Everyday we can read stories about password database hacking, malware, ransomware, and so on, and companies can try to protect themselves by paying professionals that do a more or less good jobs, but individuals can’t afford professional service, so it is harder to protect oneself. One solution is to educate yourself as much as possible, but everybody has the time and/or skills to do it, so developers have worked on FalconGate open source smart gateway that’s supposed to protect home devices against hackers, and alerts the user in case of intrusions on your home network, or devices misbehaving.
FalconGate is said to be able to:
- Block several types of Malware based on open source blacklists
- Block Malware using the Tor network
- Detect and report potential Malware DNS requests based on VirusTotal reports
- Detect and report the presence of Malware executables and other components based on VirusTotal reports
- Detect and report Domain Generation Algorithm (DGA) Malware patterns
- Detect and report on Malware spamming activity
- Detect and report on internal and outbound port scans
- Report details of all new devices connected to your network
- Block ads based on open source lists
- Monitor a custom list of personal or family accounts used in online services for public reports of hacking
The software relies on dependencies such as Bro IDS, Python 2.7, Nginx,Dnsmasq,Exim, and PHP, as well as Have I been pwned API, and as been tested with Debian Jessie Lite on Raspberry Pi 2/3 and Banana Pi M2+ boards, with the Raspberry Pi boards limited to 10/100M Ethernet, potentially a bottlenck if you have a fast Internet connection, but FalconGate should also be supported on other (ARM based) boards running Debian or Ubuntu.
The easiest way to install it to get the SD card image for the tested boards.
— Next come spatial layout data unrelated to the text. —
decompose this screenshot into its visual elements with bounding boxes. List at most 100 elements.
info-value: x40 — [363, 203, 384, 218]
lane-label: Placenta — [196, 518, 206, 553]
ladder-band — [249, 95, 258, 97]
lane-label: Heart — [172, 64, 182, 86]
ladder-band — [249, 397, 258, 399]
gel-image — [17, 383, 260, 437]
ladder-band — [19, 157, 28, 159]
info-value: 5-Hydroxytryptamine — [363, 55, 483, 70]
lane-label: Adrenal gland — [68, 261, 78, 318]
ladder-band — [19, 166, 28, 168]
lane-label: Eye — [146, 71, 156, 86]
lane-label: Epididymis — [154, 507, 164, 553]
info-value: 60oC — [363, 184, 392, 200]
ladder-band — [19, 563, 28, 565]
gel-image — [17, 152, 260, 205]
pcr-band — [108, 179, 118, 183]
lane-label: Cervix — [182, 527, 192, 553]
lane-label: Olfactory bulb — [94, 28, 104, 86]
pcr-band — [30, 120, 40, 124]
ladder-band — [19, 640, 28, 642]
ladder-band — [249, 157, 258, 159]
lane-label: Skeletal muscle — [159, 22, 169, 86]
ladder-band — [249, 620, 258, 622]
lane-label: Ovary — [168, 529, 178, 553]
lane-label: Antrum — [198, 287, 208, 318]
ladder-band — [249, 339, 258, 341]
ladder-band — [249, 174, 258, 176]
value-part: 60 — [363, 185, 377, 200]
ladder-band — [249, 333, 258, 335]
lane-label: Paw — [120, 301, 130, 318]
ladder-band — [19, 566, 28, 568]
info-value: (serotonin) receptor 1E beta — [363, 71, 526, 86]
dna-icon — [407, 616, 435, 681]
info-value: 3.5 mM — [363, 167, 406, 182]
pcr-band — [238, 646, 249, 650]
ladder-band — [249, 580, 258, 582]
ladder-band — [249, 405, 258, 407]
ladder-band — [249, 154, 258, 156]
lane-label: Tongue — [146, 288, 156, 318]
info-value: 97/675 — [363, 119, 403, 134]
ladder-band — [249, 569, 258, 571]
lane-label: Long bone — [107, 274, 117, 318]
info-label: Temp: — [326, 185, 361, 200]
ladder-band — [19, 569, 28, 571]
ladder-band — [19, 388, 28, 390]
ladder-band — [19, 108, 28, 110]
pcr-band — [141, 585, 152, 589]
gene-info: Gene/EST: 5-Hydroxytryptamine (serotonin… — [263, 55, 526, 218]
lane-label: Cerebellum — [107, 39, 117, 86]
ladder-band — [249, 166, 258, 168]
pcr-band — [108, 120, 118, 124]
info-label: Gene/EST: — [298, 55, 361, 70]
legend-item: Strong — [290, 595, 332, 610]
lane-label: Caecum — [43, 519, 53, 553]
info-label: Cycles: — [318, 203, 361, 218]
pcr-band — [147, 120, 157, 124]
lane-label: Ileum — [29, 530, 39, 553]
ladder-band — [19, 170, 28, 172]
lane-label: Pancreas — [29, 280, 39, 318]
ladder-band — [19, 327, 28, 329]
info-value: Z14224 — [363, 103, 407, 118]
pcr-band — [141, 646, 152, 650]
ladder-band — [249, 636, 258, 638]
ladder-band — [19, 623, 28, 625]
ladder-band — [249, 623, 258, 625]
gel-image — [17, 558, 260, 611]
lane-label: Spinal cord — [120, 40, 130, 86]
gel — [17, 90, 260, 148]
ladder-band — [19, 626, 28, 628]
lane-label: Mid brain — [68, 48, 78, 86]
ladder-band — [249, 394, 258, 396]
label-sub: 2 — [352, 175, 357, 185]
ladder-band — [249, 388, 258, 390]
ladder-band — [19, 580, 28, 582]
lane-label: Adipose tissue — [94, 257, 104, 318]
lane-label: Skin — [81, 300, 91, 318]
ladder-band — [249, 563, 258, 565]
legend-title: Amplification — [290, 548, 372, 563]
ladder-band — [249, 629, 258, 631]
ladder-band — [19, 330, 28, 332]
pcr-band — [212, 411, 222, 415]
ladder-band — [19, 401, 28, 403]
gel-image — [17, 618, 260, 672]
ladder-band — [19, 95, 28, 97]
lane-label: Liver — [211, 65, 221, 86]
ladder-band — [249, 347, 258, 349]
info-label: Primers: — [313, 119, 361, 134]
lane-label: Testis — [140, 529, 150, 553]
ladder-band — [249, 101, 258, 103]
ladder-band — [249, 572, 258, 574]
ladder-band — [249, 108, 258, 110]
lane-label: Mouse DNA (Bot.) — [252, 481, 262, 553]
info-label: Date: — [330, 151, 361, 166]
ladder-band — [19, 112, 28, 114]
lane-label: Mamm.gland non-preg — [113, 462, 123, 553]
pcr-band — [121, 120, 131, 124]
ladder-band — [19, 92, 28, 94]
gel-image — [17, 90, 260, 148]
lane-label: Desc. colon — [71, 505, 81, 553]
For other boards, you can try a manual installation:
sudo apt-get update
sudo apt-get install git
sudo git clone https://github.com/A3sal0n/FalconGate.git
sudo python install.py
This will take a while depending on your platform and storage device. Your FalconGate powered board will also become your new DHCP server, so you’ll need to disable DHCP in your router. Reboot both, and login to the web interface to configure the email address(es) to be used as recipients for alerts and optionally your VirusTotal API key. Finally, remember to change the default root password, and re-generate the SSH keys.